Asked how the council protects drivers, he said: “From an assaults point of view there’s only so much you can do as a department because the driver in that situation has money on them, they are alone.

“We can only give training aspects about how to deal with that situation and aid taxi firms to keep a track on their drivers. What we can do is react to complaints.”

Mr Stephenson outlined how the council deals with taxi complaints, adding: “Ninety per cent of complaints are against the driver, but we put in place many years ago that we won’t accept phone call complaints.

“We don’t do anything until we’ve spoken to that driver. And then our officers will investigate. But 99 per cent of them end up in a stalemate because it’s one person against another and nobody else was there. So a lot of our complainants think we’ve let them down, same as the drivers.

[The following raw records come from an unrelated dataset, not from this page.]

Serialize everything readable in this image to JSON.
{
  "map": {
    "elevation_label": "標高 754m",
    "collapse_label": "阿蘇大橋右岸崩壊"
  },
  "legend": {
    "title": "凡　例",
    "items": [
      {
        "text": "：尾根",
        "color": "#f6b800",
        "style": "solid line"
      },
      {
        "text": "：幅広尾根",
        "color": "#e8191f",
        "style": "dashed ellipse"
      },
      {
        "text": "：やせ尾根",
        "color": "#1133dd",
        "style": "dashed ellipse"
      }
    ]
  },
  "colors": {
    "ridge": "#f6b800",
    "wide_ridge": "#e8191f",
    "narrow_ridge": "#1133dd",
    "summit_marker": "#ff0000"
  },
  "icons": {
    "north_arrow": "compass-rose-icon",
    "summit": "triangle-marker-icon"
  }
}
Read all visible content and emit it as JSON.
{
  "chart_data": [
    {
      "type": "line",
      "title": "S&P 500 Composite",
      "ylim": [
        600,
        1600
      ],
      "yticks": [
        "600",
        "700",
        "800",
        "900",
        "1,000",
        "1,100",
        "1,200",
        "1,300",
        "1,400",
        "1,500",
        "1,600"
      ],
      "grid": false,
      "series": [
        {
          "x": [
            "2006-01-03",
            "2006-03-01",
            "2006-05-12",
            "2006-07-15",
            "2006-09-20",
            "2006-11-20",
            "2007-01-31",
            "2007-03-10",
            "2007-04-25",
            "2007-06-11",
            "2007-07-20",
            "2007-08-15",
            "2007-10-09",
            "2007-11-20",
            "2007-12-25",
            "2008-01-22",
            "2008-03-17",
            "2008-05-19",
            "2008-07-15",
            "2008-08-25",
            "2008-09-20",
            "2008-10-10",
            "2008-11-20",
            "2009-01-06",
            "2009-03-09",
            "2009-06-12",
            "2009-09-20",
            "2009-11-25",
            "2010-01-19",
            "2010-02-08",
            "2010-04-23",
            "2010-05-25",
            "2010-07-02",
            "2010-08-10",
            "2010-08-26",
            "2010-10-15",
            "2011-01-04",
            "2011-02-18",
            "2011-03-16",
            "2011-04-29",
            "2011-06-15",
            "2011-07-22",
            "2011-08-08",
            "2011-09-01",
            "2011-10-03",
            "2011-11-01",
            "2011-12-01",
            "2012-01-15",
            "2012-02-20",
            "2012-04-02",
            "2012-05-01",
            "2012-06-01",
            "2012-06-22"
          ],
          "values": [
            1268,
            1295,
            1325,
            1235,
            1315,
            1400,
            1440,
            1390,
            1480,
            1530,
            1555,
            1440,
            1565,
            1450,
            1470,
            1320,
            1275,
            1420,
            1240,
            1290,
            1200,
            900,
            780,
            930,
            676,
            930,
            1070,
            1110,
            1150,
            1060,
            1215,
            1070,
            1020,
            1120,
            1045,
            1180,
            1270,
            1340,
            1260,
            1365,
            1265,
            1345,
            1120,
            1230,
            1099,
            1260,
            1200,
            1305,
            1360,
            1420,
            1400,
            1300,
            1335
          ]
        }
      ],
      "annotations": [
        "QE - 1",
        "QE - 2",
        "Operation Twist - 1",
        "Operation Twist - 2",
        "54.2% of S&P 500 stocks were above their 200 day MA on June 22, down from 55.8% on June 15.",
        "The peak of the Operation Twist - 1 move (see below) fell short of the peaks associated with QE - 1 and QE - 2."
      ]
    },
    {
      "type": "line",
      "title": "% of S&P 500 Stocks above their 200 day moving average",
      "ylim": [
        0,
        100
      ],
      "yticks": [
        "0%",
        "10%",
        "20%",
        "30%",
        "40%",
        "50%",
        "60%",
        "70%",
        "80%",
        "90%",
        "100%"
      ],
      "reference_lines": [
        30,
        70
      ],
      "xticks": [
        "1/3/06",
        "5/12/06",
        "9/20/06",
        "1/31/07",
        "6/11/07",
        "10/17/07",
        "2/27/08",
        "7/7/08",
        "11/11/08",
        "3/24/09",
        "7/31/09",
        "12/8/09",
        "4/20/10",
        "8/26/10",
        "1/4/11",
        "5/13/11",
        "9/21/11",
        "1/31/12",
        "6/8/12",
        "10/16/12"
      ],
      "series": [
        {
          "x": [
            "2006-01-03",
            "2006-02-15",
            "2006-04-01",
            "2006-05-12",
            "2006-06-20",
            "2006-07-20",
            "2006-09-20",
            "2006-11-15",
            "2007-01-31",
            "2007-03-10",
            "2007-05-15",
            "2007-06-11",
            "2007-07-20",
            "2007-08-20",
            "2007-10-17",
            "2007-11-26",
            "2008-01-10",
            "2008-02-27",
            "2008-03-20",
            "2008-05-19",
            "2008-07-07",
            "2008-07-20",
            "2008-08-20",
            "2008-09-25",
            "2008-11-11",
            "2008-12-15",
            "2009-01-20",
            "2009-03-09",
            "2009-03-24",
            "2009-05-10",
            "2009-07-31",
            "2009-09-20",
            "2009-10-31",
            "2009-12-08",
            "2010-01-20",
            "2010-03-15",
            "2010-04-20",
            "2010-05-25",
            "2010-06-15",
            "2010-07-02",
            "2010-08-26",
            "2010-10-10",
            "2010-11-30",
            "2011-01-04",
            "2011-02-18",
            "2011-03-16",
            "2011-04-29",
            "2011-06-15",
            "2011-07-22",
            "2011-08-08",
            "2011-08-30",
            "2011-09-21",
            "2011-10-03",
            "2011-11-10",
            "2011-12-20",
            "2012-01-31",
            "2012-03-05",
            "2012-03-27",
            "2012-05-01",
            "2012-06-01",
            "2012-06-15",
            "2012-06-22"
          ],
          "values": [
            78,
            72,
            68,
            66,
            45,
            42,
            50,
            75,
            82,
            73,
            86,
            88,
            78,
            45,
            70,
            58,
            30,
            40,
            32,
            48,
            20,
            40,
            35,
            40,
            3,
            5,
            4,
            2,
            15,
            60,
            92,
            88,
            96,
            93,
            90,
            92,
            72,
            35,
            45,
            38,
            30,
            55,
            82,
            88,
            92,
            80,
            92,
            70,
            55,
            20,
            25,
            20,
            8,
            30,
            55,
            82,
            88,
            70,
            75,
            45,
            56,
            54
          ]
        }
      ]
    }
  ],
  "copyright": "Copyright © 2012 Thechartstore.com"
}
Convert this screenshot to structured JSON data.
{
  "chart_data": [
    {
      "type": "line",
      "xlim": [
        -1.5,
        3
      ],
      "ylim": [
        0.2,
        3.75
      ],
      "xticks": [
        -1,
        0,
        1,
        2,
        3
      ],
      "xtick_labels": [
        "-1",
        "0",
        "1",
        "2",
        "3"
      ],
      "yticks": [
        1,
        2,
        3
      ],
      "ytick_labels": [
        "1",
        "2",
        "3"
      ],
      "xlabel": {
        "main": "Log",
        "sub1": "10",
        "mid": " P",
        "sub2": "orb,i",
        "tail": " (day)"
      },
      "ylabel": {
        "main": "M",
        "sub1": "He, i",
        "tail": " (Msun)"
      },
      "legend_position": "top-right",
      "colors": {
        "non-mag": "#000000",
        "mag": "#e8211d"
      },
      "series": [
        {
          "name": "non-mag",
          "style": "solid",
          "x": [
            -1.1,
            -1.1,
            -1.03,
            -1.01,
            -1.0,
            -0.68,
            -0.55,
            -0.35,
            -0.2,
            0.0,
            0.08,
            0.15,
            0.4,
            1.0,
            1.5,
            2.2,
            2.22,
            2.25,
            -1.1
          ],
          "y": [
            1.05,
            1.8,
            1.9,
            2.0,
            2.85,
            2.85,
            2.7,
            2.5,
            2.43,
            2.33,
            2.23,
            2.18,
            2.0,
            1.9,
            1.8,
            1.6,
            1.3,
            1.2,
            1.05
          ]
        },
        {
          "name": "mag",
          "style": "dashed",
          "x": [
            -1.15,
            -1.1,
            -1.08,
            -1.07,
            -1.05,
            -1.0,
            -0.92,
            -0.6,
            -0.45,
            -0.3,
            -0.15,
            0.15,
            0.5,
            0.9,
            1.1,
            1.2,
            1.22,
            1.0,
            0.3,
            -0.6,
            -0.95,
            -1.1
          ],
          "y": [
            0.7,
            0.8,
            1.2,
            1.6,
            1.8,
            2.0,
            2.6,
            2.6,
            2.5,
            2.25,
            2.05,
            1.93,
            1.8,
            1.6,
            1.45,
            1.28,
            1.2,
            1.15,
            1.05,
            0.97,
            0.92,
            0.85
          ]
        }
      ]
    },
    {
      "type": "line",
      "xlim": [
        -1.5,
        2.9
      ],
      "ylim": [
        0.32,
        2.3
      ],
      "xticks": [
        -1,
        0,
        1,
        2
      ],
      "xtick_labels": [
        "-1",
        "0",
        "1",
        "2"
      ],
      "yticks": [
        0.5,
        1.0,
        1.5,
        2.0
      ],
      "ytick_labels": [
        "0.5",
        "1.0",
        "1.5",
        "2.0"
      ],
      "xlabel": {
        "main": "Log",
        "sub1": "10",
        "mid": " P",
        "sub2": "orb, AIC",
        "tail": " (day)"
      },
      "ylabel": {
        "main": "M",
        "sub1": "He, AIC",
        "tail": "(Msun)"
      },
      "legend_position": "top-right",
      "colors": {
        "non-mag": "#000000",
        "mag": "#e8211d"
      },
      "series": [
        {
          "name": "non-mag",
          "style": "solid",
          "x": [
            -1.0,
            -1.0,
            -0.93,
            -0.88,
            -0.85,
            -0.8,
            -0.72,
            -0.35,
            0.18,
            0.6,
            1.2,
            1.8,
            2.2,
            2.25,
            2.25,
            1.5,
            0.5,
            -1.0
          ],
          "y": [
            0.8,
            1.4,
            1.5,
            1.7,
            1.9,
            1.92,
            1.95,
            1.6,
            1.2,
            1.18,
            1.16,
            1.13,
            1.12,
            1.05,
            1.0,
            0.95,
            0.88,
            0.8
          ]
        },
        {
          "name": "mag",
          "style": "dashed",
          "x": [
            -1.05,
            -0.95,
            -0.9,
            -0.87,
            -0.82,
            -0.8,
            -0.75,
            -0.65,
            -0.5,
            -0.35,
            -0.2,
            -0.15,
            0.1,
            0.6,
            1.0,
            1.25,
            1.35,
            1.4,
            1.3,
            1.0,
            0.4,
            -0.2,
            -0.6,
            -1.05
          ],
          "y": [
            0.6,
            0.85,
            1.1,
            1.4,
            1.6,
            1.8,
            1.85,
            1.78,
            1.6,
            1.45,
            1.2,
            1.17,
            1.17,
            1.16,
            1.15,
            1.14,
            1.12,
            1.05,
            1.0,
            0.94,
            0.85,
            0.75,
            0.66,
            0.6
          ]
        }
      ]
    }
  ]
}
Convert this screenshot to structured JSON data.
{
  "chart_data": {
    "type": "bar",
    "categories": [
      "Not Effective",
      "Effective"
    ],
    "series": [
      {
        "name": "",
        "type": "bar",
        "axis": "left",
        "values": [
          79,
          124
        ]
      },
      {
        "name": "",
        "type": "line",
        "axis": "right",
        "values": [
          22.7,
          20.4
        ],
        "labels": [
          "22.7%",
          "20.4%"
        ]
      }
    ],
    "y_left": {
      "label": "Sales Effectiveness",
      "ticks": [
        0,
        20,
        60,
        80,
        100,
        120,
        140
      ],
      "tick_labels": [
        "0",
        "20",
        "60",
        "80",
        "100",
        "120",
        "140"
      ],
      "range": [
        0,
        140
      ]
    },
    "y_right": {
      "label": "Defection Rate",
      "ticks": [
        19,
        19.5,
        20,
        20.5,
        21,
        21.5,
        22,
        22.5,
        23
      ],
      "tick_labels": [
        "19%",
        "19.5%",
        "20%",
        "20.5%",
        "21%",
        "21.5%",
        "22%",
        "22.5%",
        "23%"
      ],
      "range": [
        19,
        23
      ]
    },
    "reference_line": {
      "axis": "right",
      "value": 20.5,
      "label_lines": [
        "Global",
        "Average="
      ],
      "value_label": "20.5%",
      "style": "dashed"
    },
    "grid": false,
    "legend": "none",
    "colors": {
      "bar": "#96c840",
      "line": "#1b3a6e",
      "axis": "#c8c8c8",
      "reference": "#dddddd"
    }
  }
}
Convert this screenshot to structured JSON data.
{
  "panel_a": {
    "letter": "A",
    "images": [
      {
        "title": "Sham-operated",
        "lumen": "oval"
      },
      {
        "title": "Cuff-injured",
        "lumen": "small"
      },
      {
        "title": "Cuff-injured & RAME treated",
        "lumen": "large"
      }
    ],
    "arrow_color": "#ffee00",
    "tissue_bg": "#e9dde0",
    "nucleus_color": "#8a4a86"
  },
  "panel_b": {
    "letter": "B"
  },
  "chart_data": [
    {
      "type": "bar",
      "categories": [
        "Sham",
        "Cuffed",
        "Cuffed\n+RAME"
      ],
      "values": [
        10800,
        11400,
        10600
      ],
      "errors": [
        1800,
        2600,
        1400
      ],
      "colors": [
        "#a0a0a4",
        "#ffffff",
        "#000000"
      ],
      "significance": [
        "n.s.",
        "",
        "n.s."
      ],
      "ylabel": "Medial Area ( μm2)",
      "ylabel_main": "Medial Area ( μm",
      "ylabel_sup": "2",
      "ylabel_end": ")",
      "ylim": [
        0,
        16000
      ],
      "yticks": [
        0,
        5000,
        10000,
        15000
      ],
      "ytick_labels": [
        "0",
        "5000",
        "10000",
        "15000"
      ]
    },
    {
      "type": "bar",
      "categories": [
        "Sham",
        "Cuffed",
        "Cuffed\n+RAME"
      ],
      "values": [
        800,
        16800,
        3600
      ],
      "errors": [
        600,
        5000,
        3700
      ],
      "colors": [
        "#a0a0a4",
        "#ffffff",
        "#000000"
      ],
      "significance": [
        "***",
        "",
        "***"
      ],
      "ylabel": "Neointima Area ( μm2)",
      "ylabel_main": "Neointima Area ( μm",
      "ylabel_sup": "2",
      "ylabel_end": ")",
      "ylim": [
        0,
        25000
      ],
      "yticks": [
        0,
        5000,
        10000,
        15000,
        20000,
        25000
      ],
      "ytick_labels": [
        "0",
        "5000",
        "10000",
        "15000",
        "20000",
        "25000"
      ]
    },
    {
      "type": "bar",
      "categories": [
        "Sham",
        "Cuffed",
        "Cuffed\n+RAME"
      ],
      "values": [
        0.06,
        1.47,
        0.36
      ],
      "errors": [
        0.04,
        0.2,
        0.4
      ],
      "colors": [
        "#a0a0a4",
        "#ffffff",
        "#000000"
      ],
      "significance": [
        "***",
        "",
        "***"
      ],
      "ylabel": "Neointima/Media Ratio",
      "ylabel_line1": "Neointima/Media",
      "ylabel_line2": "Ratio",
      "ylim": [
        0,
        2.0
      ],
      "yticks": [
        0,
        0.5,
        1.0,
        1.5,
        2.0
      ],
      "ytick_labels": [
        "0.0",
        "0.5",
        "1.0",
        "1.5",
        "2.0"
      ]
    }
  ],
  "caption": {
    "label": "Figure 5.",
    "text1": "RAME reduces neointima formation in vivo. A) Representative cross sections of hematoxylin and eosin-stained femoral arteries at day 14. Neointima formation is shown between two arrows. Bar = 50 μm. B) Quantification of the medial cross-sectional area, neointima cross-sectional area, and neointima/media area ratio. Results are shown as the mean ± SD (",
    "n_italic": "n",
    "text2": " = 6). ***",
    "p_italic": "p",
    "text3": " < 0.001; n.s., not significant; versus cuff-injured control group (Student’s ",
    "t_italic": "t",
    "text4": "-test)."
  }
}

“When we suspend, nine times out of 10 it’s when the police charge. We won’t take action on arrest, we won’t take action on hearsay. If the police get in contact with us and they’ve charged a driver if it falls into a certain category, I will suspend that licence from that day forward until it’s cleared up.”

Mr Stephenson added: “We have about 2,400 licensed drivers now. Currently there are none arrested or charged with an offence.

“From 2010 to today, there have been just over 460 complaints made against drivers. That ranges from general arguments, overcharging, state of the vehicles, everything.”